Anthem, Cigna deal at risk after letters reveal bickering among executives
Problems have surfaced in the Anthem Inc's $48 billion proposed acquirement of Cigna Corp, as the health insurers seek regulatory approval for their landmark deal, according to the Wall Street Journal.
In a series of letters between top officials from both companies, each has accused the other of violating the July merger agreement and mishandling submissions to regulators, the Journal wrote. These disagreements could delay the merger, which does not appear to be at risk. The deal, if completed, would create the largest U.S. health insurer with more than 54 million members and $117 billion in annual revenue.
One of the major points of contention is Anthem’s lawsuit against Express Scripts Holding Co., a major middleman for prescription drugs, where Anthem accuses Express of overcharging for drugs and seeks $15 billion in damages.
Cigna Chairman Isaiah Harris Jr. said the suit could lower the combined company's value and hurt the prospects for regulatory approval while Anthem stated it had alerted Cigna to the possibility of a lawsuit early in their merger talks, and that demanding better prices from Express Scripts can only be beneficial.
Anthem General Counsel Tom Zielinski wrote that he did “not intend to correspond further” about the lawsuit, about his Cigna counterpart, Nicole Jones.
Ms. Jones responded with: “Suffice it to say that we disagree with just about every characterization and assertion that you make with respect to the matters raised in your letters—other than your suggestion not to continue a correspondence.”
That’s not the last of the problems either, tensions have been rising about the future position of Cigna Chief Executive David Cordani. Anthem had offered Mr. Cordani oversight over some of the combined company’s three business segments but he pushed for control of all three and was granted oversight.
Cigna has also become anxious as some senior-level departures at Anthem, including the resignation of CFO Wayne DeVeydt, helped send Cigna’s shares down 2 percent on top of the 25 percent its shares are being sold below the offer price.

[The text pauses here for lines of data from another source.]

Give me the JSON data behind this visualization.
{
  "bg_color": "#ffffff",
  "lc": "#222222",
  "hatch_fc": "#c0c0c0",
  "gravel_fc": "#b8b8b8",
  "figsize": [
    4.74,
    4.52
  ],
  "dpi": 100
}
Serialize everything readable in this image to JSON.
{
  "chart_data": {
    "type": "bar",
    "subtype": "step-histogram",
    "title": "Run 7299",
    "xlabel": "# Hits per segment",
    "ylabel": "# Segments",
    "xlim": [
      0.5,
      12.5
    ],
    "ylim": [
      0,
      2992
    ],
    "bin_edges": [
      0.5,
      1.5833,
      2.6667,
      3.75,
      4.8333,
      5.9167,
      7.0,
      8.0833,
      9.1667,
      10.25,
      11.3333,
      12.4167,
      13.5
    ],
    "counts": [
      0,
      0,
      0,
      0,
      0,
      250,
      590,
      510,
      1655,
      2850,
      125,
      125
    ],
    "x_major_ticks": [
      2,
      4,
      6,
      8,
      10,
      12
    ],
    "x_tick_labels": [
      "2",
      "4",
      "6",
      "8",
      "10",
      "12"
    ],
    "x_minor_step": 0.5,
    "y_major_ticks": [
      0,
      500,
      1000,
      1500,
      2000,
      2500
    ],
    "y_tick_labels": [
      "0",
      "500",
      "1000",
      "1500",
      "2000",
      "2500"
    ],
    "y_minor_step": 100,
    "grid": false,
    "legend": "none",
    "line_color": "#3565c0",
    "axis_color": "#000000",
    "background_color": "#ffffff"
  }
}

Information about Cigna’s cost-of-care and salary expenses used to calculate savings is key in convincing regulators that the deal is pro-competition but have not been received by Anthem.
“Cigna’s tardiness, data formatting issues and midcourse changes…[have] been highly disruptive and demotivating,” Zielinski wrote to Jones.
The relationship between these companies have been rocky since the first meetings last summer. They have disputed over the price, the mix of cash and stock to be paid to Cigna shareholders, and who would run the combined company. After weeks of negotiations they reached an uneasy agreement where Swedish would be CEO and step aside in two years, but no commitment that the job would go to Cordani, who would be president and chief operating officer.
Cigna told investors that the deal might be delayed until next year, rather than in late 2016. Although the deal is not at risk for falling apart Cigna could collect a $1.85 billion breakup fee from Anthem if that does transpire. Goldman Sachs Group analysts estimated that with that fee in hand, an independent Cigna could deploy $9.2 billion for acquisitions, share buybacks or dividends.